How to Use Previous work:

Open surrogate_Abaqus_3_800C_1s-1.txt.

Modify the following data:

OUTPUTFILE="SFCP_800C_1s-1_imprtedodbs_cond0-1500" # Desired output file location
MAINSCRIPT="surrogate_Abaqus_3_800C_1s-1.py" # Script to run
IMPORTTEMPFOLER="Abaqus_5_min_heatup/" # Location of heat up .odbs
TEMPERATUREODB="800" #Temperature leave as 800
TEMPERATUREODBITERATION='22' # Number of time steps in the heat up model.
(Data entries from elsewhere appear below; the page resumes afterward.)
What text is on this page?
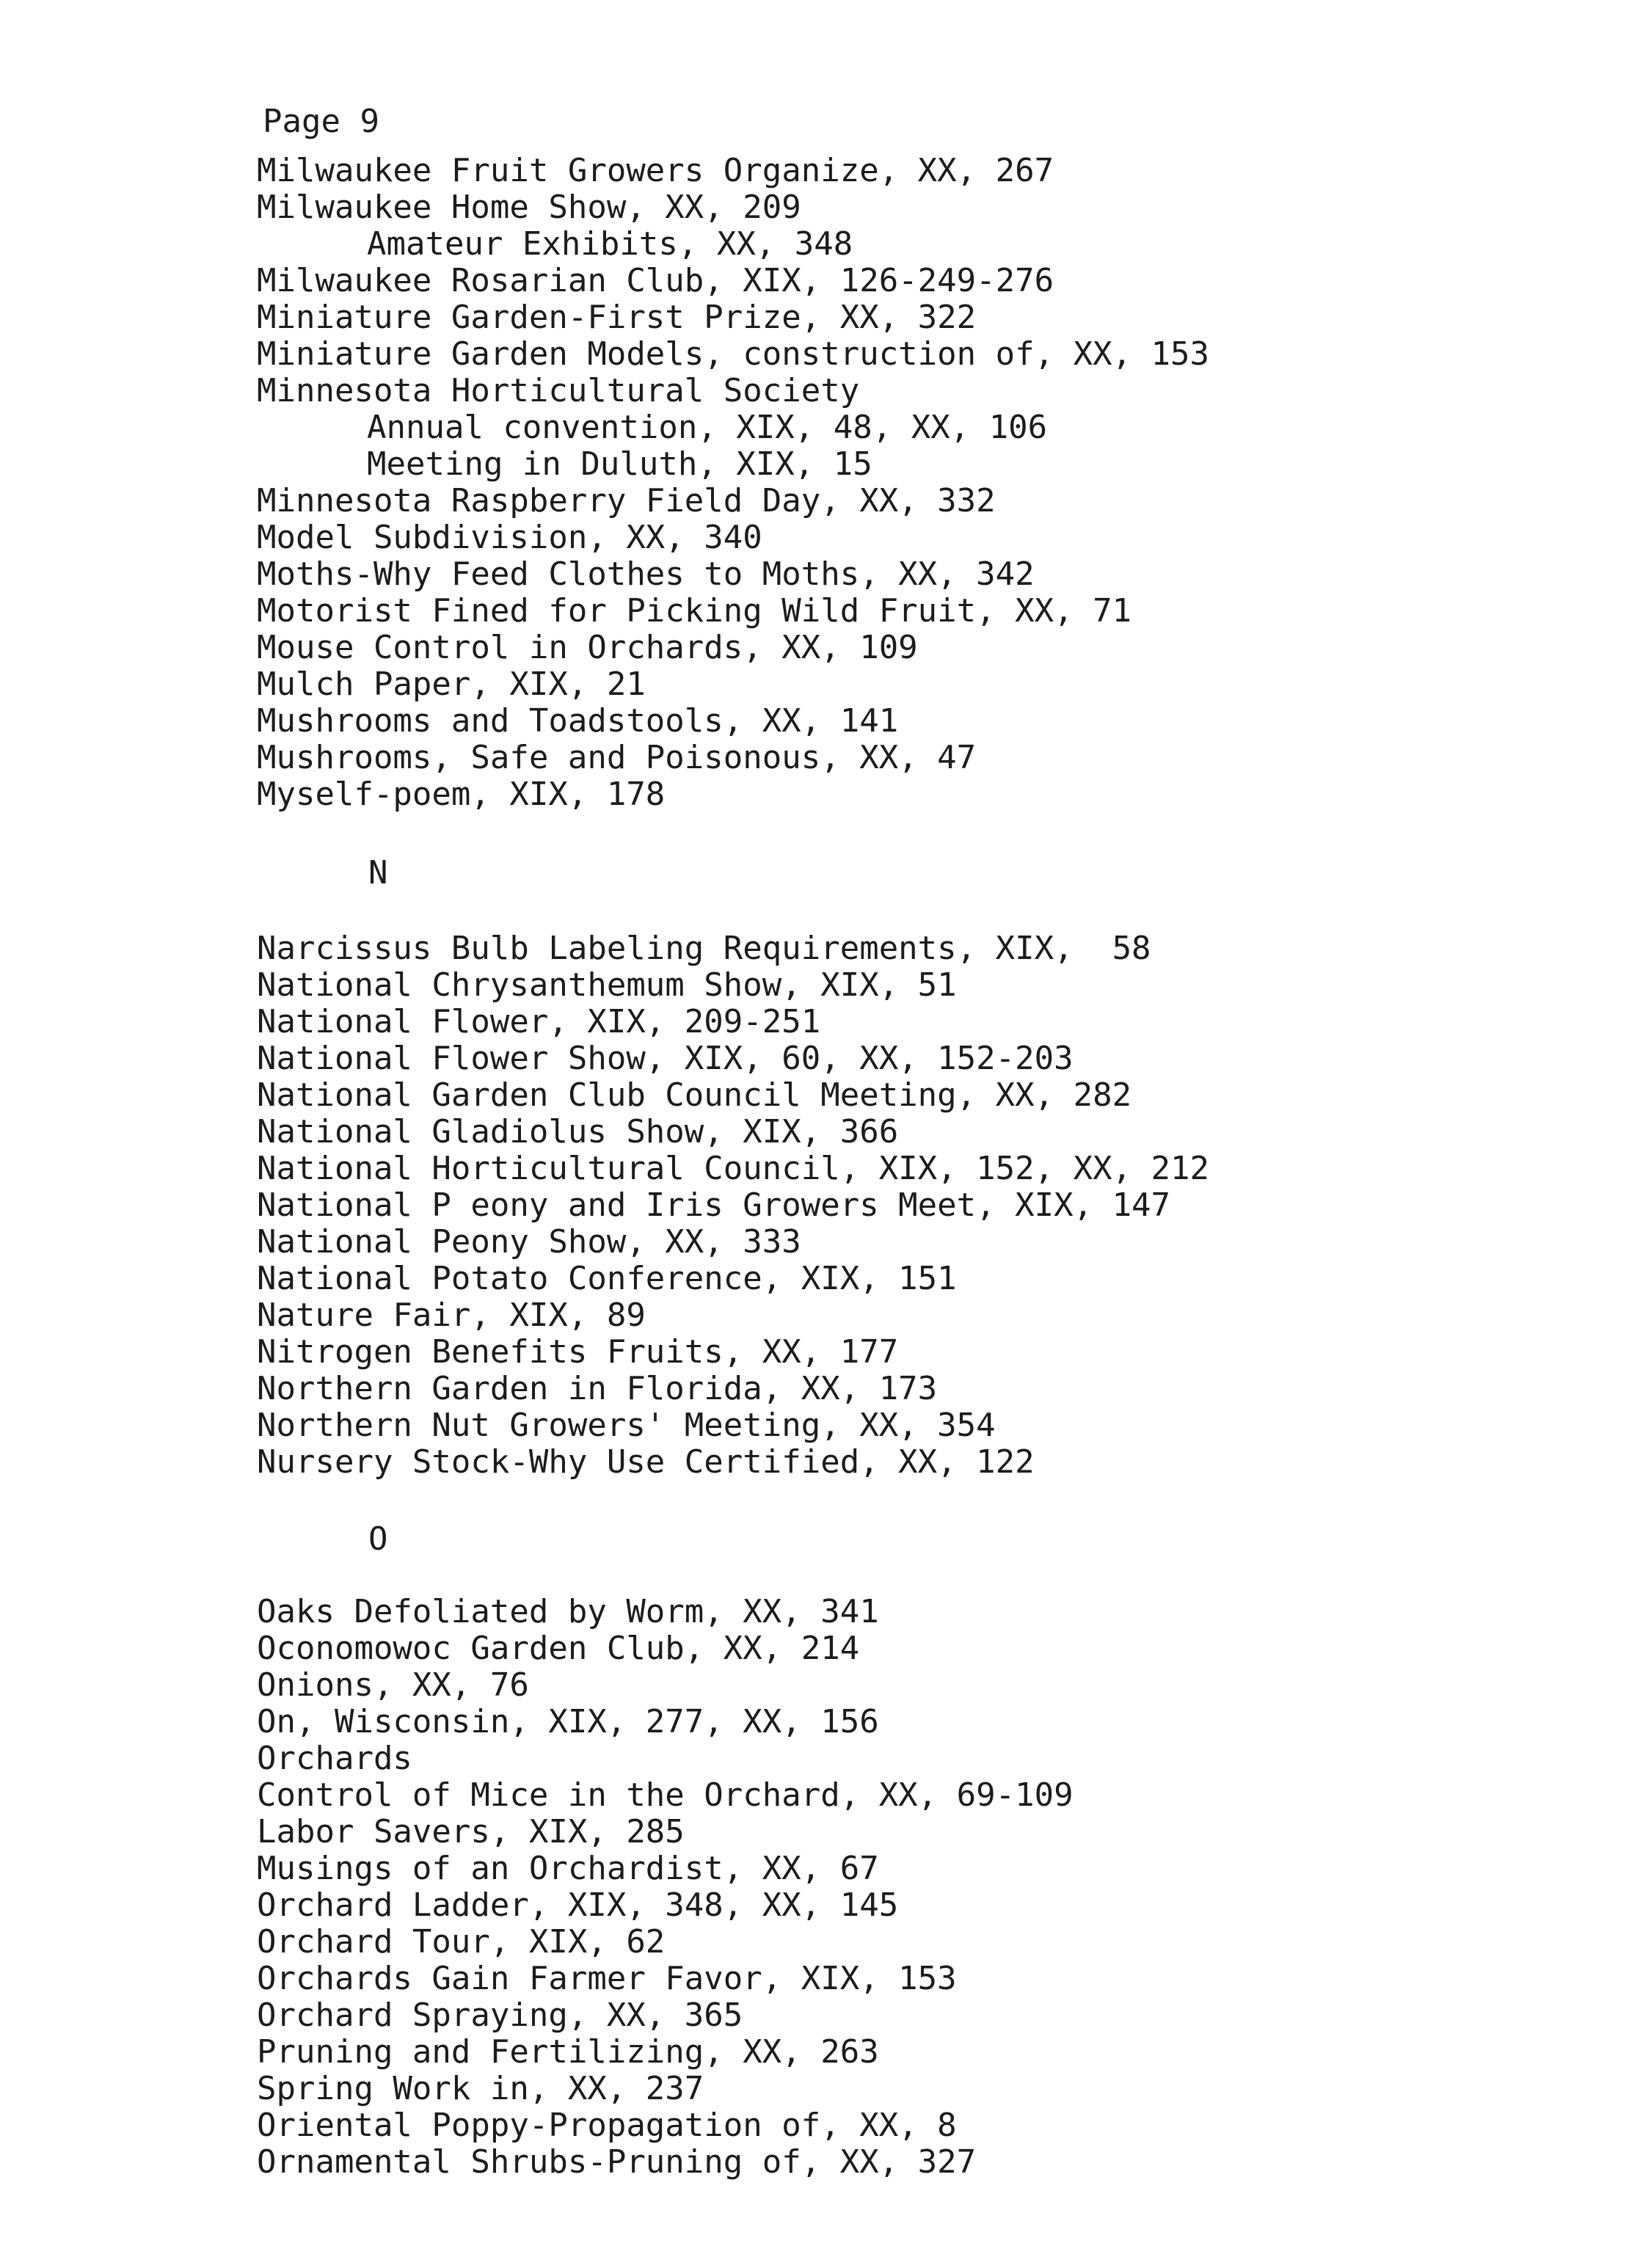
Page 9
Milwaukee Fruit Growers Organize, XX, 267
Milwaukee Home Show, XX, 209
Amateur Exhibits, XX, 348
Milwaukee Rosarian Club, XIX, 126-249-276
Miniature Garden-First Prize, XX, 322
Miniature Garden Models, construction of, XX, 153
Minnesota Horticultural Society
Annual convention, XIX, 48, XX, 106
Meeting in Duluth, XIX, 15
Minnesota Raspberry Field Day, XX, 332
Model Subdivision, XX, 340
Moths-Why Feed Clothes to Moths, XX, 342
Motorist Fined for Picking Wild Fruit, XX, 71
Mouse Control in Orchards, XX, 109
Mulch Paper, XIX, 21
Mushrooms and Toadstools, XX, 141
Mushrooms, Safe and Poisonous, XX, 47
Myself-poem, XIX, 178
N
Narcissus Bulb Labeling Requirements, XIX,  58
National Chrysanthemum Show, XIX, 51
National Flower, XIX, 209-251
National Flower Show, XIX, 60, XX, 152-203
National Garden Club Council Meeting, XX, 282
National Gladiolus Show, XIX, 366
National Horticultural Council, XIX, 152, XX, 212
National P eony and Iris Growers Meet, XIX, 147
National Peony Show, XX, 333
National Potato Conference, XIX, 151
Nature Fair, XIX, 89
Nitrogen Benefits Fruits, XX, 177
Northern Garden in Florida, XX, 173
Northern Nut Growers' Meeting, XX, 354
Nursery Stock-Why Use Certified, XX, 122
O
Oaks Defoliated by Worm, XX, 341
Oconomowoc Garden Club, XX, 214
Onions, XX, 76
On, Wisconsin, XIX, 277, XX, 156
Orchards
Control of Mice in the Orchard, XX, 69-109
Labor Savers, XIX, 285
Musings of an Orchardist, XX, 67
Orchard Ladder, XIX, 348, XX, 145
Orchard Tour, XIX, 62
Orchards Gain Farmer Favor, XIX, 153
Orchard Spraying, XX, 365
Pruning and Fertilizing, XX, 263
Spring Work in, XX, 237
Oriental Poppy-Propagation of, XX, 8
Ornamental Shrubs-Pruning of, XX, 327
Leave as 22
MODEL="800C_1s-1_setup.inp" # Model name
PLASTICITYDATA="Patryk_mat_data.txt" # Possibly redundant code, ignore
ODBREADER="read_Force_PEEQ_NT11_barrelling_forcemac.py" # Script to read Abaqus outputs
SUBFOLDER="Abaqus/Friction_conductance/" # Where the script and .inp file is kept

Open MCMC_800_1s-1.txt

Modify the following data:

OUTPUTFILE="MCMC_GPsurrgt_800C_1s-1_cond0-1500_20000_chain/" #Desired output file location
MAINSCRIPT="MCMC_800C_1s-1.py" # MCMC script, leave
MODELDATA="friction_conductance_power.pkl" # Name of the pickle file after running the previous script
MODELDATAFOLDER="scratch/SFCP_800C_1s-1_importedodbs_cond0-1500/" # Where the above pickle file is kept
SUBFOLDER="GP_surrogate_pymc/" # Where the MCMC script is kept
TESTDATAFOLDER= "Patryk_Force_time_data/" # Where the physical data Force-time data is kept
TESTDATA="800C_1s-1_csv.csv" # Physical data file